The IRS, DOL, and HHS (the Departments) have jointly issued final regulations addressing employee wellness programs under the Affordable Care Act (ACA).  These final regulations modify the proposed wellness regulations that were issued in November 2012.  The final  regulations apply to insured and self-insured group health plans (both grandfathered and non-grandfathered) effective for plan years beginning on or after January 1, 2014.

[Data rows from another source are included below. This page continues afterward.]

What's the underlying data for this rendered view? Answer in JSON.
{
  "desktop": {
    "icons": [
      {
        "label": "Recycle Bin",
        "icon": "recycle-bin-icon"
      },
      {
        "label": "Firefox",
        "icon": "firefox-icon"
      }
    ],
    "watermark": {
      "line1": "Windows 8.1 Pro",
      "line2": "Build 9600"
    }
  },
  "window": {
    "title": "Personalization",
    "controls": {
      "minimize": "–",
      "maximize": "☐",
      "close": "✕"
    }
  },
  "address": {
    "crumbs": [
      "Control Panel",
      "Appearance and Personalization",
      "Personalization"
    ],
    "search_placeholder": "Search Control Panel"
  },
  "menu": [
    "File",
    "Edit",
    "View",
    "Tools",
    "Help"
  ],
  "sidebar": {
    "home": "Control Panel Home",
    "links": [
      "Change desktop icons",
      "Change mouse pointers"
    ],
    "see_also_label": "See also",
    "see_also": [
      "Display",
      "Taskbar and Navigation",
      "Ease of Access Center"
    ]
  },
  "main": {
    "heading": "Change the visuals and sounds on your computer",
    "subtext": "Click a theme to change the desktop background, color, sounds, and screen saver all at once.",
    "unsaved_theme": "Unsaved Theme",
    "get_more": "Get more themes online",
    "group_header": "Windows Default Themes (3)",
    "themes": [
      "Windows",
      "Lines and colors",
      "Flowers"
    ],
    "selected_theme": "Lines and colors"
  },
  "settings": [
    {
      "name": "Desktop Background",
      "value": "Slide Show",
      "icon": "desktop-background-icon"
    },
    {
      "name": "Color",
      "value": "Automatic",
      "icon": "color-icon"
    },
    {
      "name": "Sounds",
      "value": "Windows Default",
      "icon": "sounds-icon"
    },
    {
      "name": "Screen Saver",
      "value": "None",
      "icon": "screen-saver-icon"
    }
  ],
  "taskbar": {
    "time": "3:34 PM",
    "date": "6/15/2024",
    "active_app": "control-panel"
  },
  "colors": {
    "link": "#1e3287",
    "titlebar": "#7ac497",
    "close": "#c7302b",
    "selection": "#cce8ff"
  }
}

Most of the proposed regulations remained unchanged, including an increase in the maximum permissible reward under a health-contingent wellness program from 20 to 30% of the cost of individual coverage under the group health plan, and up to 50% for programs designed  to prevent or reduce tobacco use.  The final regulations contain clarifications as to what constitutes a reasonable design for health-contingent wellness programs (distinct from participatory wellness programs), and the reasonable alternatives that must be offered in order to avoid prohibited discrimination.  The final regulations also rearrange the five health-contingent wellness program requirements, to clarify differences between “activity-only” wellness programs (requiring that  an individual perform or complete an activity related to a health factor, such as dieting or exercising, in order to obtain a reward) and “outcome-based” wellness programs (requiring an individual to attain or maintain a specific health outcome,  such as not smoking or attaining certain results on biometric screenings, in order to obtain a reward).  The underlying requirements applicable to each of these sub-category health-contingent wellness program remain unchanged.

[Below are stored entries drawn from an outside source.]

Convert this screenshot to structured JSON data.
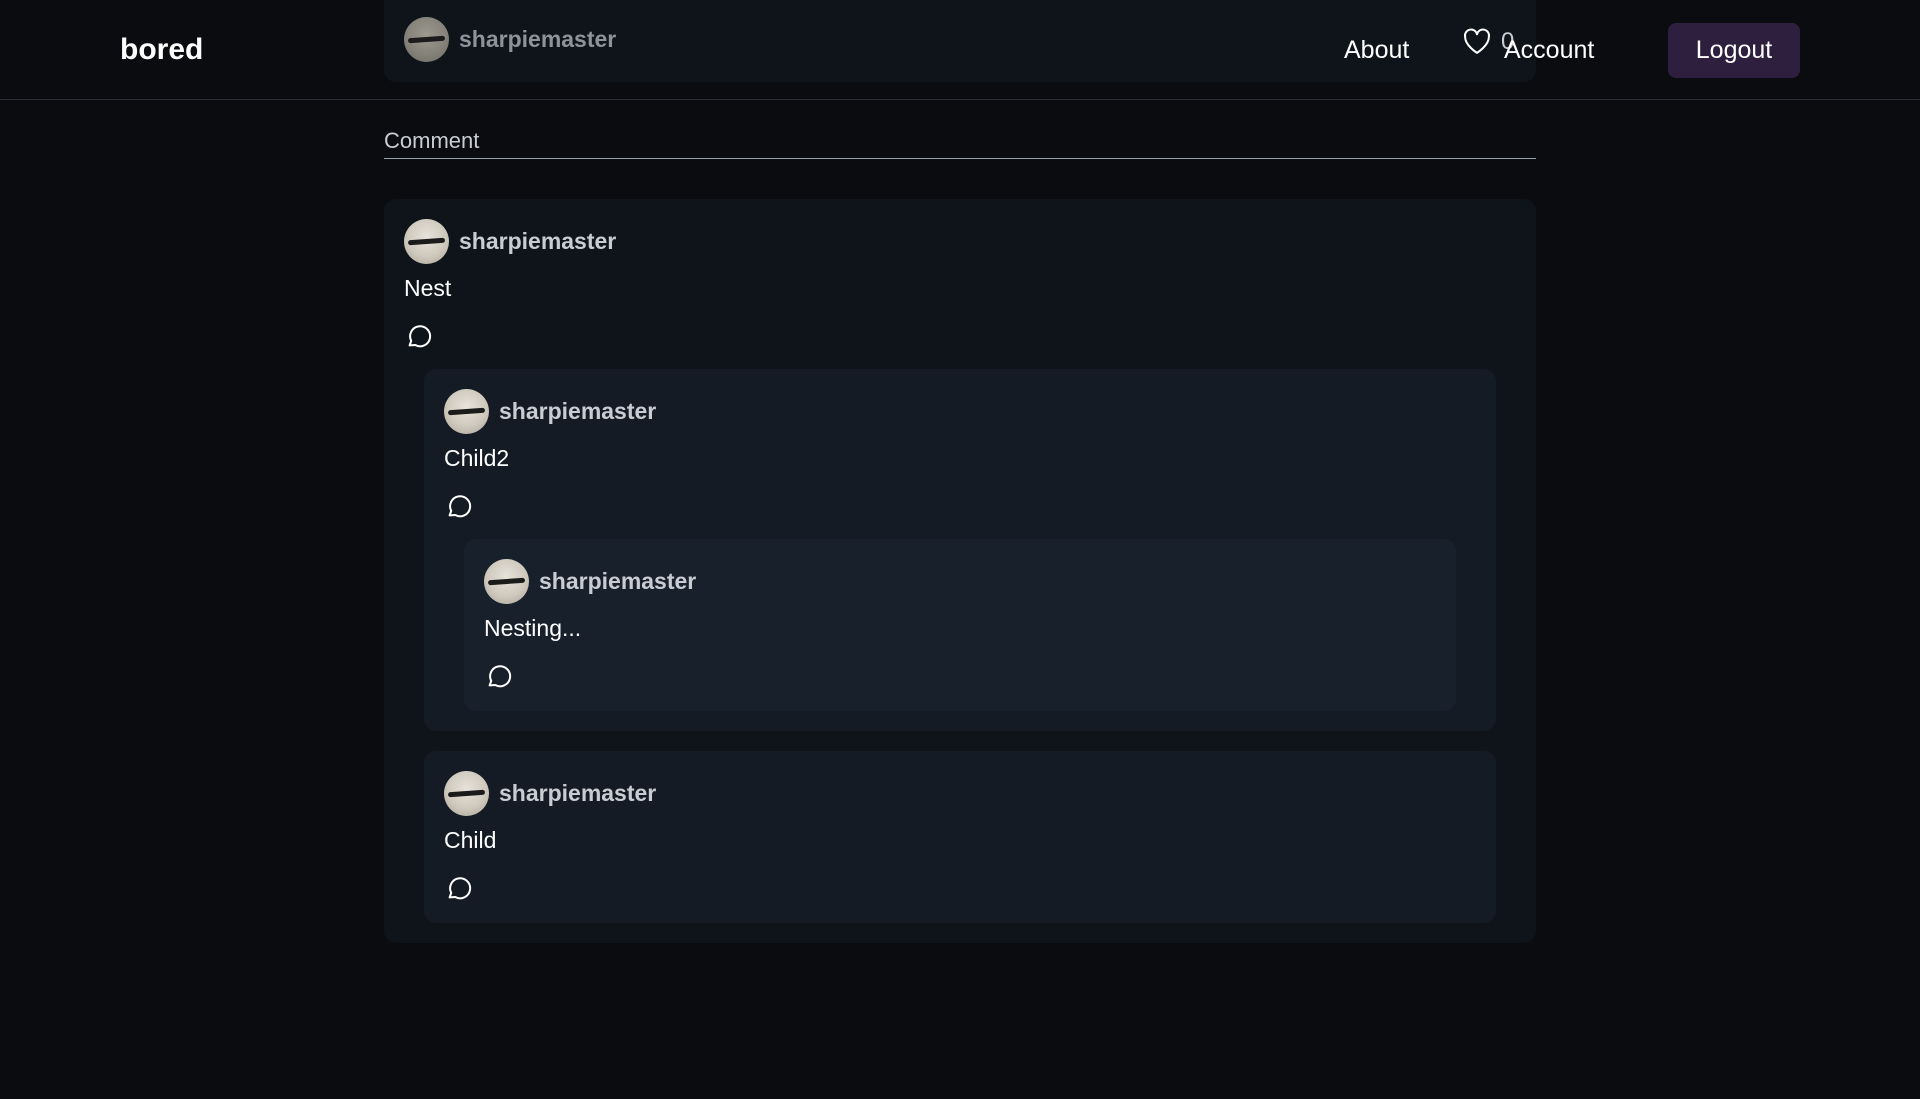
{
  "header": {
    "brand": "bored",
    "nav_about": "About",
    "like_count": "0",
    "nav_account": "Account",
    "logout_label": "Logout"
  },
  "previous_post": {
    "username": "sharpiemaster"
  },
  "comment_section": {
    "label": "Comment"
  },
  "comments": [
    {
      "username": "sharpiemaster",
      "text": "Nest",
      "children": [
        {
          "username": "sharpiemaster",
          "text": "Child2",
          "children": [
            {
              "username": "sharpiemaster",
              "text": "Nesting...",
              "children": []
            }
          ]
        },
        {
          "username": "sharpiemaster",
          "text": "Child",
          "children": []
        }
      ]
    }
  ],
  "colors": {
    "background": "#0a0c10",
    "card_level_0": "#0f141a",
    "card_level_1": "#141b24",
    "card_level_2": "#18202c",
    "logout_button": "#2d1f3d"
  },
  "icons": {
    "reply": "speech-bubble-icon",
    "like": "heart-icon",
    "avatar": "avatar-image"
  }
}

  • Health-contingent wellness programs must provide a “reasonable alternative standard” for participants unable to meet the usual standard due to medical reasons.  Plans can waive the standard for those unable to comply for medical reasons, or establish alternatives on a case-by-case basis.  The final regulations clarify that educational programs can be reasonable alternatives.  The final regulations also clarified that where an alternative program requires a membership fee (like a weight loss program), the plan must pay the membership fee but is not required to pay for the cost of food.  Time commitment must also be considered in whether or not an alternative standard is reasonable.  For example, requiring nightly attendance at a health fitness class will likely be considered unreasonable.
  • The proposed regulations left some confusion as to when an employer/plan can request a medical verification when a reasonable alternative standard to a health-contingent wellness program is requested.  Activity-only programs must offer a reasonable alternative standard to individuals for whom satisfying the program’s standard is unreasonably difficult due to a medical condition (or is medically  inadvisable).  Outcome-based programs must offer an alternative to any individual who does not meet the initial standard (i.e., without regard to whether the inability to meet the standard relates to a medical condition).  Accordingly, as dictated in the final regulations, outcome-based programs are not permitted to require medical verification that compliance with a standard is unreasonably difficult for an individual, but activity-only programs may require medical verification.

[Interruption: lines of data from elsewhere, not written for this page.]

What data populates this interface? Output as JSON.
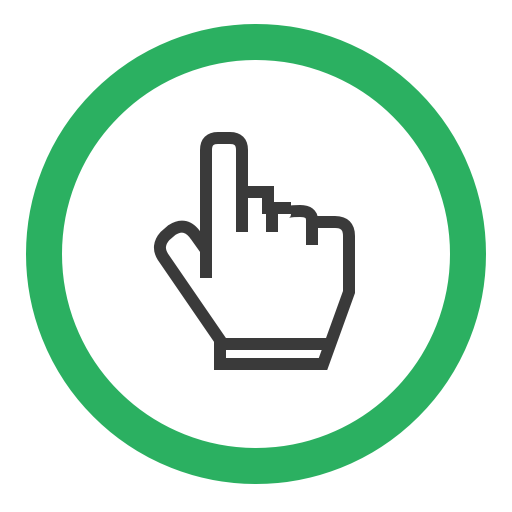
{
  "icon": {
    "name": "pointing-hand-icon",
    "ring_color": "#2bb061",
    "stroke_color": "#3a3a3a",
    "fill_color": "#ffffff"
  }
}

  • The proposed regulations require disclosure of the availability of a reasonable alternative standard in all plan materials describing a health-contingent wellness program.  The final regulations provide revised sample language and clarify that communications referring to the wellness program but not providing details (such as the SBC) are not required to provide the alternative standard disclosure.
  • Future sub-regulatory guidance may be issued, specifically with respect to verification of a participant’s medical limitations by a medical professional, and rescission in connection with false statements about tobacco use.

These regulations provide helpful guidance to employers implementing wellness programs.  Keep in mind, however, that the “reasonableness” of a program’s design is determined by all of the facts and circumstances.  Also, and perhaps most importantly, compliance with these final regulations does not determine a wellness program’s compliance with other laws touching on wellness programs, including the HIPAA privacy and security laws and the ADA.